Even when women out-earn their partners, they often remain the household project managers. You can hire help but that does not necessarily equate to outsourcing the planning, anticipation and foresight required to manage a household with multiple stakeholders.

Research shows that mothers earning more than $100,000 report 30% less childcare and 17% less housework than those with lower incomes, but they do no less mental household labour. On average, mothers perform 13.72 mental tasks, while fathers perform 8.2.

As my career progressed and my income increased, some things became a lot easier. We outsourced a much more in our lives. We hired an additional helper. We ordered more food. From the outside, it looked like I was doing less at home. But in reality, not a lot had changed. I’m not saying that my husband wasn’t helpful or that he didn’t do his share.

But there were tasks that I had always done and continued to do, such as planning play dates, meal planning, medical appointments, birthdays, holidays. The physical work was offloaded, but the thinking behind it all, the invisible work, stayed with me. The study calls this “gendered cognitive stickiness.” In simple terms, it means that once women become the person who plans and anticipates, that role sticks. It sticks even when their jobs get bigger. It sticks even when they earn more. It sticks even when they outsource the visible work.

This is what we get wrong when we talk about equality at home.

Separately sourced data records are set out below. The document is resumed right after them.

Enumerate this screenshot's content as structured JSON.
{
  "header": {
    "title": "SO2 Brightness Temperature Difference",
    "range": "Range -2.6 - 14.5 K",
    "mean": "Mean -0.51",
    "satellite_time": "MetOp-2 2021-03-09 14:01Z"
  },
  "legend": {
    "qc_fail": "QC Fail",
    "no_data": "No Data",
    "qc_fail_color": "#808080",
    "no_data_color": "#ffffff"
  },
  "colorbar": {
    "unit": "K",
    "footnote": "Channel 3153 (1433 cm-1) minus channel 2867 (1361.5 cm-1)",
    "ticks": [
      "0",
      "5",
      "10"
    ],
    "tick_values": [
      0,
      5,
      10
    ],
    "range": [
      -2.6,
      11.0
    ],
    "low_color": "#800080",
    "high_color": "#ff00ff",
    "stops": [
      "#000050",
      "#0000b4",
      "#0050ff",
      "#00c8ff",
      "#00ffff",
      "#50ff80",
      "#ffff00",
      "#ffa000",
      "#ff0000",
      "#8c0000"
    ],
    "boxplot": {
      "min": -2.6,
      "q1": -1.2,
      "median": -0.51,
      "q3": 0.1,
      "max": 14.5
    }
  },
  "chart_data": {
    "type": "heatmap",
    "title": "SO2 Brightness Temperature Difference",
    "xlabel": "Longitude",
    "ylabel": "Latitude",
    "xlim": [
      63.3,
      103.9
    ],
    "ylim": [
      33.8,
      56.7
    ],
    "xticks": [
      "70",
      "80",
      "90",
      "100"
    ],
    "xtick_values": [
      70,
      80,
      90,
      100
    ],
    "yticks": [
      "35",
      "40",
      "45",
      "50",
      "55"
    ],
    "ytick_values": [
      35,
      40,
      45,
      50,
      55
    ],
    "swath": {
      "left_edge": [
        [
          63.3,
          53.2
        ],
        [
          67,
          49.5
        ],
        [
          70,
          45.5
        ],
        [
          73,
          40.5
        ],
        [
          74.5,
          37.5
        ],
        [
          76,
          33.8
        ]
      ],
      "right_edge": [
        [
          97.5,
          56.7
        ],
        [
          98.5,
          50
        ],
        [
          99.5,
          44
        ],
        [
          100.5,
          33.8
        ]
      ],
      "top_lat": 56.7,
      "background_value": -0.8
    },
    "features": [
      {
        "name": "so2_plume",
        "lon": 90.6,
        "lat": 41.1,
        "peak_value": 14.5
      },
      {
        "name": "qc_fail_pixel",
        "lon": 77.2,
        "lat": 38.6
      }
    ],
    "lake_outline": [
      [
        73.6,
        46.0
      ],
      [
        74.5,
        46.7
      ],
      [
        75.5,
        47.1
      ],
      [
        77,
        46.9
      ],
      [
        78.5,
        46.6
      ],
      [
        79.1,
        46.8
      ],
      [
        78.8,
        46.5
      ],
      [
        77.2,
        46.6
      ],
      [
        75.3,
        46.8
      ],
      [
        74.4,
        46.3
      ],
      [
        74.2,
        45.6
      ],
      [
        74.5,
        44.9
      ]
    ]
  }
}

We keep negotiating chores, but we rarely renegotiate ownership. I no longer had to do the laundry, but I still had to know when it needed doing and what was still at the dry cleaners. I could stop organising playdates, but managing the family calendar was still my responsibility.

You can outsource labour, but you cannot outsource responsibility. Mental load only shifts when someone else owns the thinking, not just the doing. Each family dynamic is different and the carrying of the mental load by mothers occurs for a variety of reasons but in my family, I knew that I was the controller and in order for things to change, I had to learn how to let go of some that control and be ok with things being done differently.